Now, of course, once we have this expression,

we can start manipulating it in varied ways.

This is one way to write the function as an expression, but if you actually look at

it, you can see that we can start changing, start changing its format.

For example, if you look at the first two clauses, you can see that one of them

is not x and not y and not z, while the other is not x and y and not z.

Notice that the, what we have both possibilities for y and

exactly the same fixed value for x.

So instead of these two, two clauses, we can combine them into one clause

which does not ask about y, and only asks about not x and not z.

So we get an equivalent expression that's slightly shorter.

There are more manipulations that we can do.

Let's not go into them, but

we can actually write the same expression in many different ways.

Some of them will be shorter than others, some, some of them might be, might be

more efficient in terms of when we actually go implement them in a computer.

But the point is, logically, they're all completely equivalent.

Now, you might wonder, how do you actually find the shortest or

most efficient formula that's equivalent to the one we've just derived?
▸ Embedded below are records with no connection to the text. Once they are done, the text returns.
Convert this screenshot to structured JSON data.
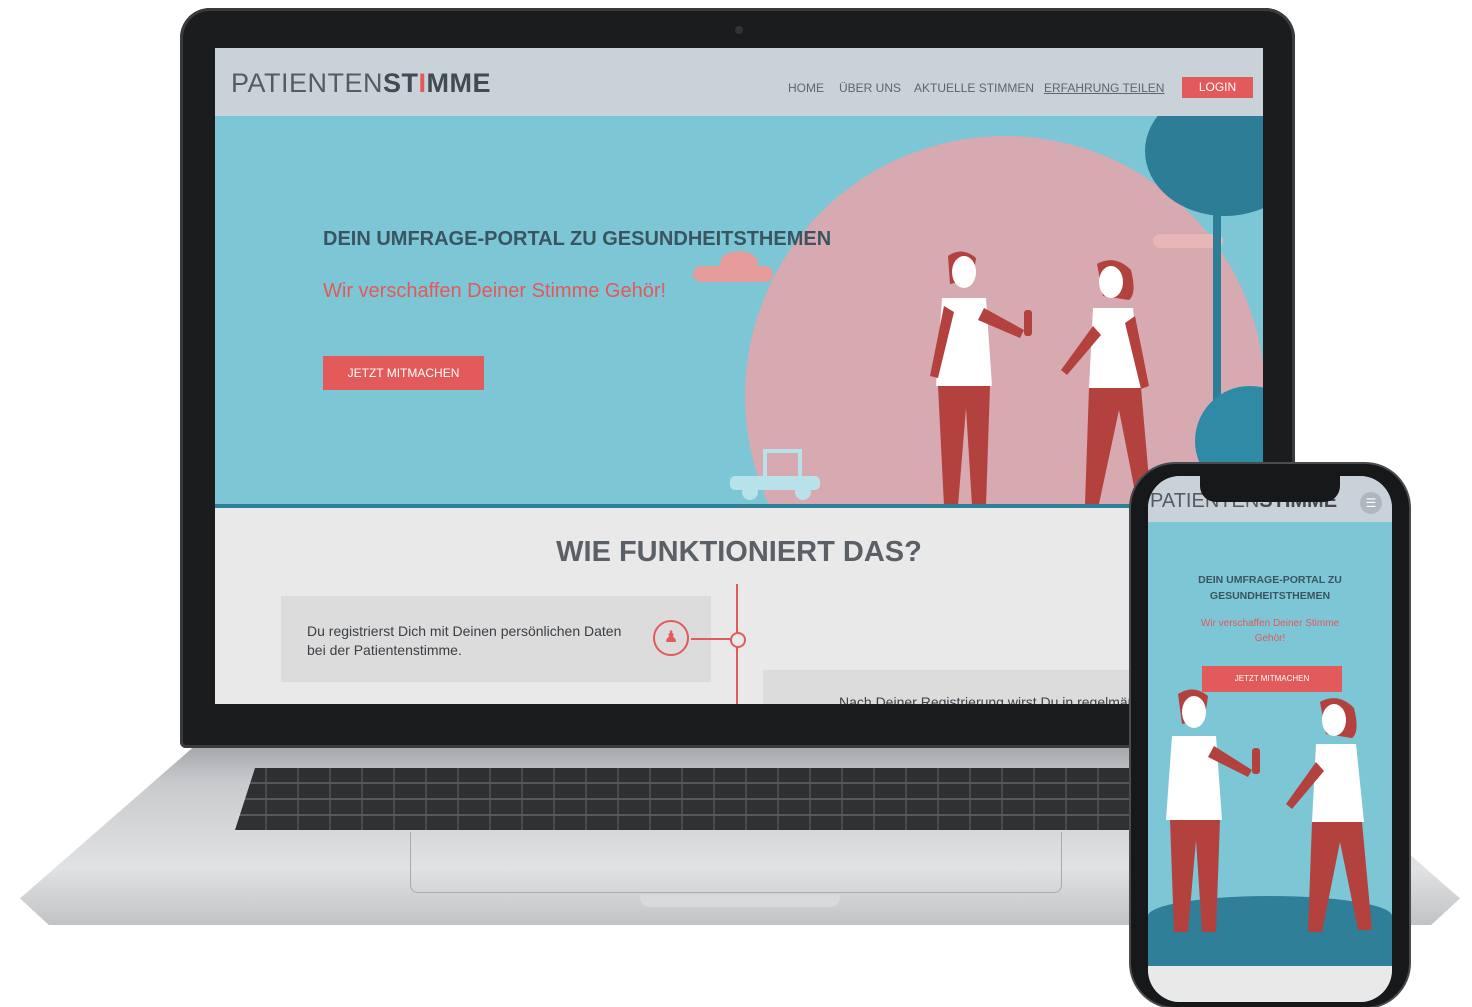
{
  "site": {
    "logo_light": "PATIENTEN",
    "logo_bold_a": "ST",
    "logo_bold_i": "I",
    "logo_bold_b": "MME"
  },
  "nav": {
    "items": [
      "HOME",
      "ÜBER UNS",
      "AKTUELLE STIMMEN",
      "ERFAHRUNG TEILEN"
    ],
    "active_item": "ERFAHRUNG TEILEN",
    "login": "LOGIN"
  },
  "hero": {
    "title": "DEIN UMFRAGE-PORTAL ZU GESUNDHEITSTHEMEN",
    "subtitle": "Wir verschaffen Deiner Stimme Gehör!",
    "cta": "JETZT MITMACHEN"
  },
  "how": {
    "title": "WIE FUNKTIONIERT DAS?",
    "step1": "Du registrierst Dich mit Deinen persönlichen Daten bei der Patientenstimme.",
    "step2_partial": "Nach Deiner Registrierung wirst Du in regelmäß"
  },
  "mobile": {
    "logo_light": "PATIENTEN",
    "logo_bold": "STIMME",
    "title": "DEIN UMFRAGE-PORTAL ZU GESUNDHEITSTHEMEN",
    "subtitle": "Wir verschaffen Deiner Stimme Gehör!",
    "cta": "JETZT MITMACHEN"
  },
  "colors": {
    "accent": "#e25a5a",
    "hero_bg": "#7cc6d5",
    "nav_bg": "#c9d1d9",
    "dark_teal": "#2d7d96",
    "pink": "#d7a9b1"
  }
}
Well, that's not an easy problem in general.

It's not easy for humans, nor is there any algorithm that can do that efficiently.

In fact, this is an NP-hard problem

to actually find the shortest expression that's equivalent to a given one, or

even to verify if the expression that you're given is just a constant 0 or 1.

What's more interesting, what I really want to focus at this point,

is that we've really prove the really remarkable mathematical theorem

that any Boolean function, it doesn't really matter on how many variables and

what the boolean function is,

can be represented in an expression using only the operations AND, OR, and NOT.